It is a beautiful anthem-like fragment, “like the sound of a great ‘Amen,’” and brings thoughts of cathedral choirs and deep-toned organs. Havergal, of course, as a writer of devotional music, had a mind by long use attuned to finding such a motive; but I am not sure that another composer, with a bent towards secular music of a sprightly, light-opera kind, might not, lying wakeful here, find a suggestion for his own art in these untutored sharps and trebles.

The Lyn in its final series of falls in the semi-private grounds of Glen Lyn, at the rear of the Lyndale Hotel, sounds a deeper note, and comes splashing down with a roar by fern-clad rocky walls and between a scatter of great boulders. A rustic bridge looks down upon the foaming water, flecked with sunlight coming in patches of gold through the overarching foliage.

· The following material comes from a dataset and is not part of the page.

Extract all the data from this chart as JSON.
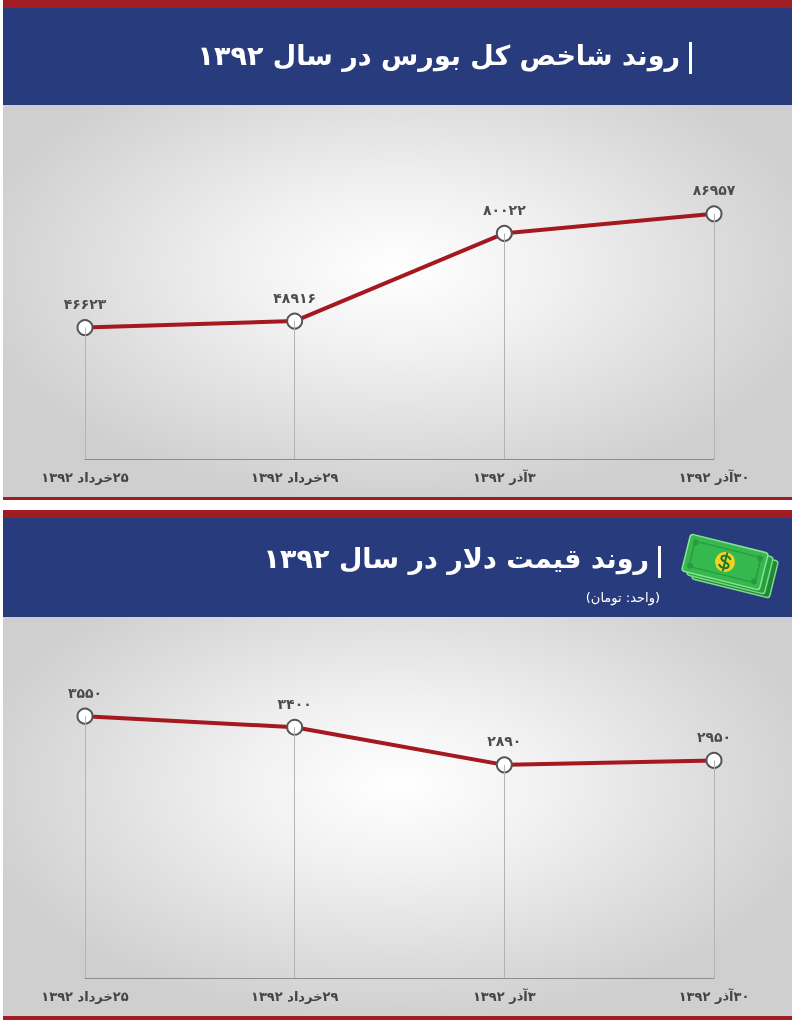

No description of Lynmouth that has ever been penned gives even a remote idea of what the place is really like. I care nothing for Southey and his comparison with Cintra and Arrabida, for I have not been to those places, and don’t want to go: resembling, I suspect, in that disability, and in the disinclination to remedy it, most other visitors, to whom that parallel has no meaning. Lynmouth is really comparable with no other place. It is essentially individual and like nothing but itself; or, at any rate, like nothing else in nature. What it does really resemble is some romantic theatrical set scene, preferably in comic opera: the extraordinary picturesqueness of it seeming too impossible to be a part of real life. There is the quaint tower at the end of the tiny stone jetty, there are the bold, scrub-covered hills, with rocks jutting out from them, as they rarely do except in the imagination of a scene-painter, and here are the grouped little houses and cottages, mostly with the roses, the jessamine, and the clematis that are indispensable to rural cottages—on the stage. Even the very fishermen seem unreal. I don’t believe—or at least find some difficulty in believing—that they, really and truly, are fishermen, and almost imagine they must be paid to lounge out from the wings on to the stage—I mean the sea-front—in order to give an air of verisimilitude. They ask you, occasionally, it is true, if you want a boat, but with the air of playing a part that does not particularly interest them, and every moment you expect them to break into song, after the manner of the chorus in comic-opera, expressive of the delights of a life on the ocean wave, and the joys of sea-fishing.

Or, to adopt the conventions of melodrama, as formerly practised at the Adelphi, and still at Drury Lane; here you expect almost to see the villain smoking his inevitable villainous cigarette (an infallible stage symbol of viciousness), and, possibly in evening dress, that ultimate stage symbol of depravity, shooting his cuffs by the bridge that spans the Lyn; and on summer evenings the lighted hotels down in the huddled little street look for all the world like stage-hotels—abodes of splendour and gilded vice, whence presently there should issue some splendid creature of infamy, to plot with another villain, already waiting in his trysting-place, the destruction of hero and heroine. But, lest I be misunderstood, I hasten to add that all these expectations are vain things, and that villains really require a much faster place than Lynmouth.

I have spoken already about the “fishermen” of Lynmouth, but, truth to tell, that is but a conventional term, for sea-fishing here is not the industry it is on most coasts, and the jerseyed persons who loll about the harbour are more used to taking out and landing steamboat excursionists, or accompanying amateur fishermen with lines on pleasant days, than to enduring the rigours the trawler knows. Rock Whiting, Bass, and Grey Mullet give the chief sport in the sea, and in the Lyn are salmon, salmon-peel, and trout, as you may readily believe by examining the trophies of sport with rod and line treasured by Mr. Cecil Bevan, of the Lyn Valley Hotel.

LYNDALE BRIDGE.

There was formerly, indeed, a herring fishery at Lynmouth. Westcote speaks of it as existing in the time of Queen Elizabeth. “God,” says he, “hath plentifully stored with herrings, the king of fishes, which shunning their ancient places of repair in Ireland, come hither abundantly in shoals, offering themselves, as I may say, to the fishers’ nets, who soon resorted hither with divers merchants, and so for five or six years continued, to the great benefit and good of the country, until the parson vexed the poor fishermen for extraordinary unusual tithes, and then, as the inhabitants report, the fish suddenly clean left the coast.” They were not friends of the Establishment. But after a while some returned, and from 1787 to 1797 there was such an extraordinary abundance that the greater part of the catch could not be disposed of, and vast quantities were put upon the land for manure. Then they totally deserted the channel for a number of years; a fact at that time regarded by many as a Divine judgment for thus wasting the food sent. On Christmas Day 1811 a remarkable shoal appeared and choked the harbour, and in 1823 another shoal paid a visit; but since then, the herrings have given Lynmouth a wide berth.